By 1960, ferry competition was hotting up, and Channel Air Bridge was looking for a larger, more economical ‘five-car’ aircraft to ensure its continuing profitability. The airline, headed up by Freddie Laker, looked at the Blackburn Beverley and the Armstrong Whitworth Argosy, rejecting both because of their high initial cost and unnecessary sophistication. The eventual decision was to go for a conversion of the Douglas C-54/DC-4, with airframes readily available on the secondhand market. This design was the Aviation Traders ATL-98, which used a basic C-54 with a new front fuselage and swing door allowing the ‘straight-in’ loading of cars, with the cockpit raised almost 7ft above. Following a competition, the new aircraft became known as the Carvair, a clever contraction of ‘Car via air’ suggested by the winning Southend resident. The prototype conversion was carried out by Aviation Traders Engineering Ltd, another company with which Freddie Laker was associated, at Southend and Stansted, and C-54 G-ANYB made its first flight as a Carvair on 21 June 1961. Named Golden Gate Bridge, this aircraft operated its first revenue-earning service, from Southend to Rotterdam, on 1 March 1962. Two further Carvairs had followed by year-end.
Channel Air Bridge merged with Silver City Airways on 1 January 1963, to become British United Air Ferries (BUAF). The Carvair’s range made possible new car ferry routes into Europe, with Geneva, Basle and Strasbourg planned as destinations from Lydd, BUAF’s designated ‘Carvair hub’. These, though, did nothing to improve the viability of the company’s car ferry operations. By 1967 all BUAF Carvair activity was back at Southend, and many of the long-haul routes had been discontinued, priced out by roll-on/roll-off ferries and improved road connections.

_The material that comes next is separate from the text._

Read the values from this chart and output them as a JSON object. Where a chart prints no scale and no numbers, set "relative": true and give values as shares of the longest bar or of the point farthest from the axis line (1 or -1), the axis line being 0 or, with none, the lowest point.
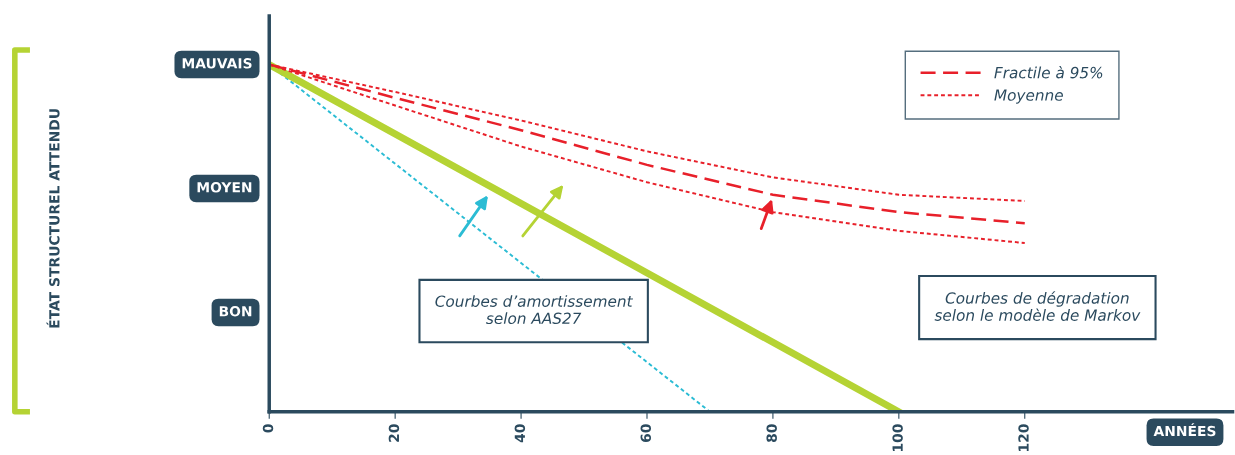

Scheduled cross-Channel Carvair flights finally petered out in 1975. Just 21 examples were built. As will be recorded in an Aeroplane Database later this year, some flew on elsewhere into the 21st century, their nose-loading capability and unobstructed 80ft main cabin giving them a distinct advantage in the ad hoc freight charter market. Not one currently flies, but what character they possessed!